Address
- 207 Pioneer Drive Wrenshall, Minnesota, 55797 United States

District information
- Type: Public
- Grades: PreK–12
- NCES District ID: 2744190

Students and staff
- Students: 378
- Teachers: 30.97
- Staff: 30.96
- Student–teacher ratio: 12.21

Other information
- Website: www.isd100.org

= Wrenshall School District =

School district in Minnesota, United States

Wrenshall School District, ISD #100 is a school district headquartered in Wrenshall, Minnesota. It is entirely in Carlton County. It is divided into elementary and secondary divisions.

==History==

In 2019 the Wrenshall district and the Carlton School District were in talks on the possibility of consolidating. By September 2020 a study was released stating that if Carlton and Wrenshall consolidated, the taxpayer in the former Carlton zone would pay two and one half times the rate that a Wrenshall zone taxpayer would. Some legislation that would have facilitated the merger was, in 2020, not passed by the Minnesota Legislature. Additionally the compositions of the school boards changed.
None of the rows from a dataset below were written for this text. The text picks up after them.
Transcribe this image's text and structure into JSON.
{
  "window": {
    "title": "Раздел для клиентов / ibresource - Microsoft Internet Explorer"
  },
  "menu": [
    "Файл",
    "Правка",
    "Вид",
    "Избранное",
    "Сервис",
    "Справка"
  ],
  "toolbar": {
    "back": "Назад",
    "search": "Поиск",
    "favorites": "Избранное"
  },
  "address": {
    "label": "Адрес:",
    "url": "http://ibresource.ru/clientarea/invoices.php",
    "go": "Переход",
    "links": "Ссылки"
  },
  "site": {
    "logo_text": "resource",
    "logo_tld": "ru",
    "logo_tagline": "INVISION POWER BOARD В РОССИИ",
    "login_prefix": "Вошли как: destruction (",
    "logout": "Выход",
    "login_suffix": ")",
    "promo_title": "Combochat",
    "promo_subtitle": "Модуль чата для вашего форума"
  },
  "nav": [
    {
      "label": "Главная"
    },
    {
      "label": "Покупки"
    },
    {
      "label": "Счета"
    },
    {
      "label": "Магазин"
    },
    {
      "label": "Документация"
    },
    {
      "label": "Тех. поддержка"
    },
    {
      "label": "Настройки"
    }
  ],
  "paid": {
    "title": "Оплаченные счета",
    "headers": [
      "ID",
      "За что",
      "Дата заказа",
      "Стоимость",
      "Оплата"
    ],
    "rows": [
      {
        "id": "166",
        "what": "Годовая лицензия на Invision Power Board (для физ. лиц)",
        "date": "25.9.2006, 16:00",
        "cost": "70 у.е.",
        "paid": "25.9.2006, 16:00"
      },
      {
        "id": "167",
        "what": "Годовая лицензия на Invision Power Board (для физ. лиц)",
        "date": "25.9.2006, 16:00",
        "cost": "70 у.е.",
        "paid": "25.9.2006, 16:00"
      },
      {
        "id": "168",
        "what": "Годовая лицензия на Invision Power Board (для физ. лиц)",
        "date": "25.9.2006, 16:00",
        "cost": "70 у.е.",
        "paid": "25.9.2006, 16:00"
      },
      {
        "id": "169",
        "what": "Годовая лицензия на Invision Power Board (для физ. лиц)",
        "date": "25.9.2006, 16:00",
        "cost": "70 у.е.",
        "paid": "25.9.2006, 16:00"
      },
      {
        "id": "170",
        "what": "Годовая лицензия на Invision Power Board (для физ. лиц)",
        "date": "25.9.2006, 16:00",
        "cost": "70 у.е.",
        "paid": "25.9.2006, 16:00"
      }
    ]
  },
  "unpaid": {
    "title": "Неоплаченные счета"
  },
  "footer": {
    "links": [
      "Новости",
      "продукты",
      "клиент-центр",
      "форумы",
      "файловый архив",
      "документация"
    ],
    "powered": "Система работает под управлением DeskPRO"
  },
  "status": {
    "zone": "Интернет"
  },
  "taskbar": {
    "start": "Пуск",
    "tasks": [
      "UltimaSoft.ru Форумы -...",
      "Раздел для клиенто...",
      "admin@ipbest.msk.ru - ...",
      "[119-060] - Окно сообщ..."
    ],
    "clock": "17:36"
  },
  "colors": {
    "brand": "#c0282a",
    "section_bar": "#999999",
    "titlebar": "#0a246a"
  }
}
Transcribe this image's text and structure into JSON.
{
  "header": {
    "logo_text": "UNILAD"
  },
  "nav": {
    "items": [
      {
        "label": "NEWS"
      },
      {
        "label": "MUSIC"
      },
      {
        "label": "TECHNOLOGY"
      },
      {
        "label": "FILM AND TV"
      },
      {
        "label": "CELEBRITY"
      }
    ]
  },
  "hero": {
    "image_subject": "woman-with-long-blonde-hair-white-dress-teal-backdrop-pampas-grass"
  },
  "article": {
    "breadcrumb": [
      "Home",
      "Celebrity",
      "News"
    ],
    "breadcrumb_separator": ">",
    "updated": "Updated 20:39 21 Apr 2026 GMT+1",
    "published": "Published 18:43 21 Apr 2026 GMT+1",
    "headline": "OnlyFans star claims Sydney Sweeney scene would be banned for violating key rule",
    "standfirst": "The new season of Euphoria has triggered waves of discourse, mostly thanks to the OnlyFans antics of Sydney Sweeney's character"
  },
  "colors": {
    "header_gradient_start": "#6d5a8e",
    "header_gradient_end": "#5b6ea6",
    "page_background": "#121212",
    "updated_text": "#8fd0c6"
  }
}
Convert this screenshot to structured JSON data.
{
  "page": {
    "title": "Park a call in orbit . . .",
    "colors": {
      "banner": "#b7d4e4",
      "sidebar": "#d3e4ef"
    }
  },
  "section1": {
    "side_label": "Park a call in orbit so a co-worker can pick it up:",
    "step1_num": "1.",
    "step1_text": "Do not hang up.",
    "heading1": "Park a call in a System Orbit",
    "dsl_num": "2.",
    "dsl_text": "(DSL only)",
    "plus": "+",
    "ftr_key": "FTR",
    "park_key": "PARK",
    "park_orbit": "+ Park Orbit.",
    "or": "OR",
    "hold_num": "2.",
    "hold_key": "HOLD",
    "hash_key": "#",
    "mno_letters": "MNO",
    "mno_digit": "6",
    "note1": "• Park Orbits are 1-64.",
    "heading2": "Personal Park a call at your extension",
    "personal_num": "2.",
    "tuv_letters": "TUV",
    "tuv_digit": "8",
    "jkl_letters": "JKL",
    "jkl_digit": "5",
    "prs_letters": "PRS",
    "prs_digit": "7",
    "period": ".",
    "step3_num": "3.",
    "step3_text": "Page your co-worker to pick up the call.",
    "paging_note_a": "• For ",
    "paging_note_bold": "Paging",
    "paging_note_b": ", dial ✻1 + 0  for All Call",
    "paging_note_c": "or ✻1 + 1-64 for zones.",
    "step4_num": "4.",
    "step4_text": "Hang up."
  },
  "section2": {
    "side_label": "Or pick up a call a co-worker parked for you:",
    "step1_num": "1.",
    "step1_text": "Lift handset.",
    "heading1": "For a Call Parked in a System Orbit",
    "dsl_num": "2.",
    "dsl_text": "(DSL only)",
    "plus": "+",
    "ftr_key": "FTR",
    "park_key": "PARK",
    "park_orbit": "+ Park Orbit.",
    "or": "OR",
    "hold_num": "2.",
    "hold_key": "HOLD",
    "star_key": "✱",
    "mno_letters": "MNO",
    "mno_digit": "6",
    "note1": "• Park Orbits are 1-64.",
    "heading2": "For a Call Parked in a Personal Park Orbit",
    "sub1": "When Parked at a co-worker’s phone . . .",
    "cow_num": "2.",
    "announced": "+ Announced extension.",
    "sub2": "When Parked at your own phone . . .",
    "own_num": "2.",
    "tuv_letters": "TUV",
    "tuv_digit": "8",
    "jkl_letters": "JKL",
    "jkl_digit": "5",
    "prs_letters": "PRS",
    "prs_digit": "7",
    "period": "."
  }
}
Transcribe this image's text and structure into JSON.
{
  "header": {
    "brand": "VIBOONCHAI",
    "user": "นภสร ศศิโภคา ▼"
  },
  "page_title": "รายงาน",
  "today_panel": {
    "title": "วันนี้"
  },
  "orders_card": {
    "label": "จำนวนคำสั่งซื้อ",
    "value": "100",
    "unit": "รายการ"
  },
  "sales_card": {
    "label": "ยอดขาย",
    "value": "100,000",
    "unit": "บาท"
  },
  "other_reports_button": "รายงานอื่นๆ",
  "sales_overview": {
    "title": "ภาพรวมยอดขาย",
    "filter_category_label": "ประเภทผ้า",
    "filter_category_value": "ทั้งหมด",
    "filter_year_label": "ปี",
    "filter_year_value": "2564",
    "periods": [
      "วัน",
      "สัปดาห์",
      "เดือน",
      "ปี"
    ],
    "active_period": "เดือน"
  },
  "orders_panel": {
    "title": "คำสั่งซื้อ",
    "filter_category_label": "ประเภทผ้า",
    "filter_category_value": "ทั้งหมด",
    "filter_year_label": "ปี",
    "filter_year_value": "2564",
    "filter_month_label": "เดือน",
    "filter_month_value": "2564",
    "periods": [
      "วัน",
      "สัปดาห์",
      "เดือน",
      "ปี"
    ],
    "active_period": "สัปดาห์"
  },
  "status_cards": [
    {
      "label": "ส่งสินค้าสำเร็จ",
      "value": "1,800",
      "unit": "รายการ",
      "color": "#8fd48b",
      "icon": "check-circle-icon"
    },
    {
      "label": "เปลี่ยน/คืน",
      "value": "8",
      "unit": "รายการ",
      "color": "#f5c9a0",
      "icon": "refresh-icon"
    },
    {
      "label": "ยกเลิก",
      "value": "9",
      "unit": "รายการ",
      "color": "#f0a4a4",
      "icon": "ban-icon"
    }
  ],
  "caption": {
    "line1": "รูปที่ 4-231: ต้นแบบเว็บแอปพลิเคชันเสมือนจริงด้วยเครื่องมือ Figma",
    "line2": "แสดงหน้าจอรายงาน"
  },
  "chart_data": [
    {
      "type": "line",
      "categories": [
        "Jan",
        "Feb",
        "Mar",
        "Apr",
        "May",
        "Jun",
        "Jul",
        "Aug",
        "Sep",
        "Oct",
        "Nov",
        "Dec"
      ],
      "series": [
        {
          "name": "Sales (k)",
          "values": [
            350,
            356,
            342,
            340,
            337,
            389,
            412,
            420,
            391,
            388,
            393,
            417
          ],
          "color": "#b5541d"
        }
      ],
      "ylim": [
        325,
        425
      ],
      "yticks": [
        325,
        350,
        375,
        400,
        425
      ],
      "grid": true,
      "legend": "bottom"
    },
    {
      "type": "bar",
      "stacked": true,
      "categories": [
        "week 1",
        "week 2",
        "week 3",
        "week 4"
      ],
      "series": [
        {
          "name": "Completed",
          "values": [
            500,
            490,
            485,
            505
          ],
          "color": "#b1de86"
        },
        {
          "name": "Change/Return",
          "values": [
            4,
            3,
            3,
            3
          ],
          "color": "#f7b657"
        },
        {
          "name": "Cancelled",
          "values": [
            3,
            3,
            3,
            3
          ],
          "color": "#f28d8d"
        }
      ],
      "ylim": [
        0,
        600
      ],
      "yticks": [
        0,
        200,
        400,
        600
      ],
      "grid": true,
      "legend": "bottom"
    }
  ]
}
The two school boards chose not to hold further discussions on consolidation after February 2021. On June 21, 2021, the Carlton School Board stated that it no longer wished to consolidate with Wrenshall. In 2026, the districts merged to form Carlton-Wrenshall School District.

==Athletics==
The Carlton and Wrenshall school districts have a shared athletics team. By August 2021 the fact that Carlton was now in negotiations with Cloquet over a tuition agreement could impact the Carlton-Wrenshall team.